Le blog de Corinne Morel Darleux : https://revoirleslucioles.org/

Le Pion de Paco Cerdà

La force d’un pion : le sacrifice communautaire pour saper la structure adversaire.

Stockholm, 1962. La partie d’échecs qui oppose Arturo Pomar à Bobby Fischer. Sur l’épaule de l’enfant prodige espagnol la main de fer du Caudillo et dans l’attitude de l’américain toute la morgue affichée par les États-Unis dans cette période de guerre froide. Si les deux hommes face à face, simples pions entre les mains des puissants s’affrontent sur l’échiquier, la technique et la stratégie importent moins que la portée symbolique de leur duel, puissant reflet de deux visions du monde qui s’entrechoquent.

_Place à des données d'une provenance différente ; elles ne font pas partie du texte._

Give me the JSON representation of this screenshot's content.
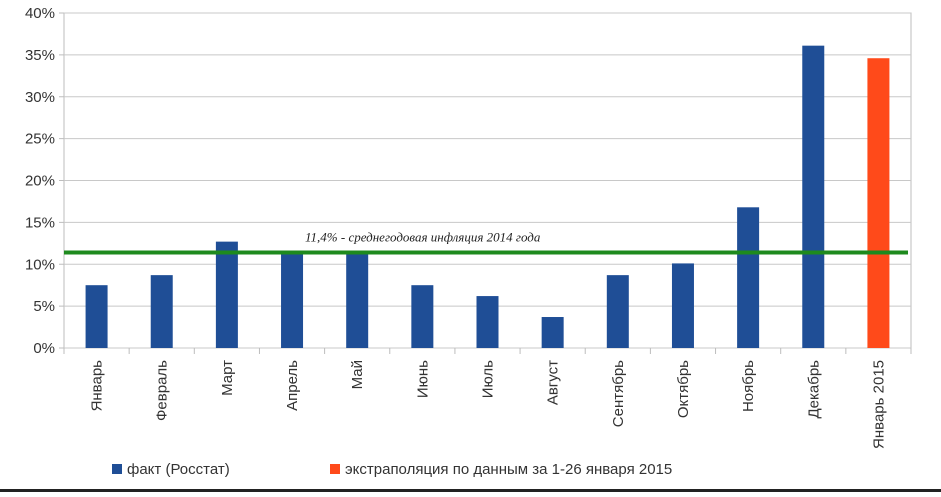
{
  "chart_data": {
    "type": "bar",
    "categories": [
      "Январь",
      "Февраль",
      "Март",
      "Апрель",
      "Май",
      "Июнь",
      "Июль",
      "Август",
      "Сентябрь",
      "Октябрь",
      "Ноябрь",
      "Декабрь",
      "Январь 2015"
    ],
    "series": [
      {
        "name": "факт (Росстат)",
        "color": "#1f4e96",
        "values": [
          7.5,
          8.7,
          12.7,
          11.2,
          11.2,
          7.5,
          6.2,
          3.7,
          8.7,
          10.1,
          16.8,
          36.1,
          null
        ]
      },
      {
        "name": "экстраполяция по данным за 1-26 января 2015",
        "color": "#ff4a1a",
        "values": [
          null,
          null,
          null,
          null,
          null,
          null,
          null,
          null,
          null,
          null,
          null,
          null,
          34.6
        ]
      }
    ],
    "yticks": [
      "0%",
      "5%",
      "10%",
      "15%",
      "20%",
      "25%",
      "30%",
      "35%",
      "40%"
    ],
    "ylim": [
      0,
      40
    ],
    "grid": true,
    "reference_line": {
      "value": 11.4,
      "color": "#1e8a1e",
      "label": "11,4% - среднегодовая инфляция 2014 года"
    },
    "legend_position": "bottom"
  }
}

(…) Que sont les échecs ? Réponse de Boris Spassky : Les échecs, c’est comme la vie. Réponse de Bobby Fischer : Les échecs, c’est la vie.

Une fiction en 77 mouvements comme autant de coups qui ont jalonné cette partie. Aux portraits des grands noms des échecs se mêlent ceux des femmes et des hommes sacrifiés sur l’autel des enjeux géopolitiques de la seconde moitié du 20ème siècle. Communistes, maquisards, ouvriers, socialistes, membres de l’ETA, chrétiens, républicains, étudiants, phalangistes, Afro-américains, pacifistes, indigènes, militants antinucléaires, gauchistes ou militaires dénués de libre arbitre, celles et ceux dont l’histoire a retenu le nom et les nombreuses et nombreux oubliés, toutes et tous instrumentalisés aux fins très personnelles des grands de ce monde et jouets malgré eux de la force de leur engagement.

La liberté du pion, blanc ou noir, se heurte toujours aux limites des 64 cases de l’échiquier…

Journaliste et éditeur, Paco Cerdà est l’auteur d’un précédent ouvrage en 2017, Los ultimos traduit en France sous le titre Les Quichottes également aux éditions de la Contre Allée.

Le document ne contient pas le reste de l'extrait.